Third, compare methods when possible. It can be useful to estimate models using hard classification, soft classification, and representativeness, then examine whether the conclusions change.

Fourth, be careful with interpretation. Hard classification coefficients can be interpreted as differences between clusters. Soft classification and representativeness coefficients are less straightforward and are often better interpreted through predicted values, average marginal predictions, or representative cases.

Fifth, remember that clustering is not always the final goal. Sometimes clusters are useful for description, but not ideal as explanatory variables. A typology that is helpful for visualizing trajectories may still be too crude for modelling outcomes.

Interpretation in Regression Models

When hard cluster membership is used in regression, interpretation is familiar:

text
The coefficient for cluster k shows the expected difference between cluster k and the reference cluster.

When soft classification is used, interpretation changes:

text
The coefficient for cluster k describes how the outcome changes with the degree of membership in cluster k, relative to the omitted reference membership.

When representativeness is used, individual coefficients are harder to interpret alone because all representativeness values should be considered together. In this case, it is often better to report predicted outcomes for meaningful representative sequences.

For example, instead of saying:

text
The coefficient for representativeness to the early-employment medoid is 12.5.

it is clearer to say:

text
Predicted income is highest for trajectories close to early stable employment and lowest for trajectories close to long-term non-employment.

This makes the results easier to understand for applied readers.

What This Means for Applied Sequence Analysis

The main lesson is simple:

Do not automatically treat sequence clusters as real, fixed categories.

Clusters are useful. They help summarize complex longitudinal patterns. They make sequence data easier to visualize and communicate. But when clusters are used as variables in regression models, stronger assumptions are being made.

In many applications, especially in the social sciences, trajectories are not neatly divided into true groups. People and places often follow hybrid, gradual, or intermediate paths. In these cases, the relationship between sequences and outcomes may be better captured by similarity, representativeness, or soft membership than by hard cluster labels.

This does not mean that clustering is wrong. It means that the researcher should be clear about what clustering is doing.

Sometimes clustering identifies meaningful types.

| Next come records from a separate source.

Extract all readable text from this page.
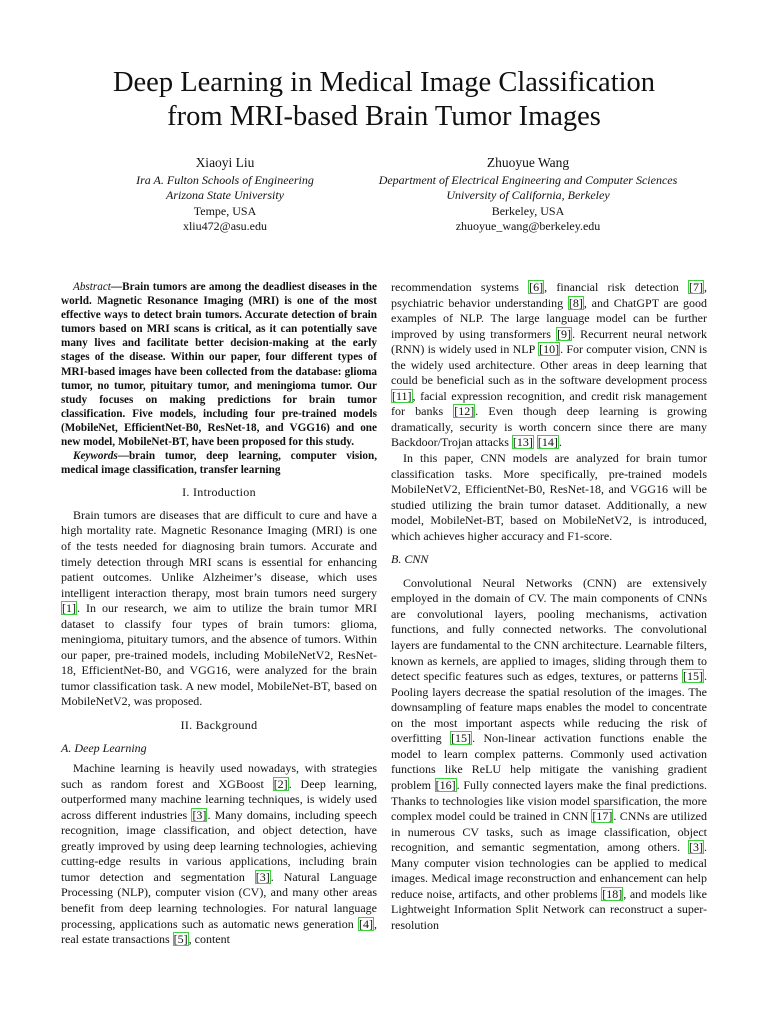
Deep Learning in Medical Image Classification
from MRI-based Brain Tumor Images
Xiaoyi Liu
Ira A. Fulton Schools of Engineering
Arizona State University
Tempe, USA
xliu472@asu.edu
Zhuoyue Wang
Department of Electrical Engineering and Computer Sciences
University of California, Berkeley
Berkeley, USA
zhuoyue_wang@berkeley.edu

Abstract—Brain tumors are among the deadliest diseases in the world. Magnetic Resonance Imaging (MRI) is one of the most effective ways to detect brain tumors. Accurate detection of brain tumors based on MRI scans is critical, as it can potentially save many lives and facilitate better decision-making at the early stages of the disease. Within our paper, four different types of MRI-based images have been collected from the database: glioma tumor, no tumor, pituitary tumor, and meningioma tumor. Our study focuses on making predictions for brain tumor classification. Five models, including four pre-trained models (MobileNet, EfficientNet-B0, ResNet-18, and VGG16) and one new model, MobileNet-BT, have been proposed for this study.

Keywords—brain tumor, deep learning, computer vision, medical image classification, transfer learning

I. Introduction

Brain tumors are diseases that are difficult to cure and have a high mortality rate. Magnetic Resonance Imaging (MRI) is one of the tests needed for diagnosing brain tumors. Accurate and timely detection through MRI scans is essential for enhancing patient outcomes. Unlike Alzheimer’s disease, which uses intelligent interaction therapy, most brain tumors need surgery [1]. In our research, we aim to utilize the brain tumor MRI dataset to classify four types of brain tumors: glioma, meningioma, pituitary tumors, and the absence of tumors. Within our paper, pre-trained models, including MobileNetV2, ResNet-18, EfficientNet-B0, and VGG16, were analyzed for the brain tumor classification task. A new model, MobileNet-BT, based on MobileNetV2, was proposed.

II. Background
A. Deep Learning

Machine learning is heavily used nowadays, with strategies such as random forest and XGBoost [2]. Deep learning, outperformed many machine learning techniques, is widely used across different industries [3]. Many domains, including speech recognition, image classification, and object detection, have greatly improved by using deep learning technologies, achieving cutting-edge results in various applications, including brain tumor detection and segmentation [3]. Natural Language Processing (NLP), computer vision (CV), and many other areas benefit from deep learning technologies. For natural language processing, applications such as automatic news generation [4], real estate transactions [5], content

recommendation systems [6], financial risk detection [7], psychiatric behavior understanding [8], and ChatGPT are good examples of NLP. The large language model can be further improved by using transformers [9]. Recurrent neural network (RNN) is widely used in NLP [10]. For computer vision, CNN is the widely used architecture. Other areas in deep learning that could be beneficial such as in the software development process [11], facial expression recognition, and credit risk management for banks [12]. Even though deep learning is growing dramatically, security is worth concern since there are many Backdoor/Trojan attacks [13] [14].

In this paper, CNN models are analyzed for brain tumor classification tasks. More specifically, pre-trained models MobileNetV2, EfficientNet-B0, ResNet-18, and VGG16 will be studied utilizing the brain tumor dataset. Additionally, a new model, MobileNet-BT, based on MobileNetV2, is introduced, which achieves higher accuracy and F1-score.

B. CNN

Convolutional Neural Networks (CNN) are extensively employed in the domain of CV. The main components of CNNs are convolutional layers, pooling mechanisms, activation functions, and fully connected networks. The convolutional layers are fundamental to the CNN architecture. Learnable filters, known as kernels, are applied to images, sliding through them to detect specific features such as edges, textures, or patterns [15]. Pooling layers decrease the spatial resolution of the images. The downsampling of feature maps enables the model to concentrate on the most important aspects while reducing the risk of overfitting [15]. Non-linear activation functions enable the model to learn complex patterns. Commonly used activation functions like ReLU help mitigate the vanishing gradient problem [16]. Fully connected layers make the final predictions. Thanks to technologies like vision model sparsification, the more complex model could be trained in CNN [17]. CNNs are utilized in numerous CV tasks, such as image classification, object recognition, and semantic segmentation, among others. [3]. Many computer vision technologies can be applied to medical images. Medical image reconstruction and enhancement can help reduce noise, artifacts, and other problems [18], and models like Lightweight Information Split Network can reconstruct a super-resolution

Sometimes clustering provides representative patterns.

Sometimes clustering is only a descriptive simplification.

These are different uses, and they imply different ways of creating variables from sequences.

Summary

Sequence analysis often moves from trajectories to clusters, and then from clusters to regression models. This workflow is useful but can be misleading if cluster membership is treated as certain and fixed.

Hard classification is simple and interpretable, but it ignores uncertainty and within-cluster variation.

Soft classification allows sequences to have partial membership in several clusters.

Pseudoclass assignment tries to adjust for classification uncertainty, but it is more complex and not always effective.

Representativeness describes how close each sequence is to selected ideal or representative sequences, making it especially useful when outcomes depend on similarity rather than discrete group membership.

For many applied research questions, especially where trajectories vary gradually, representativeness and soft classification are often better choices than hard cluster membership.

The key is to align the method with the theory of the sequence–outcome relationship.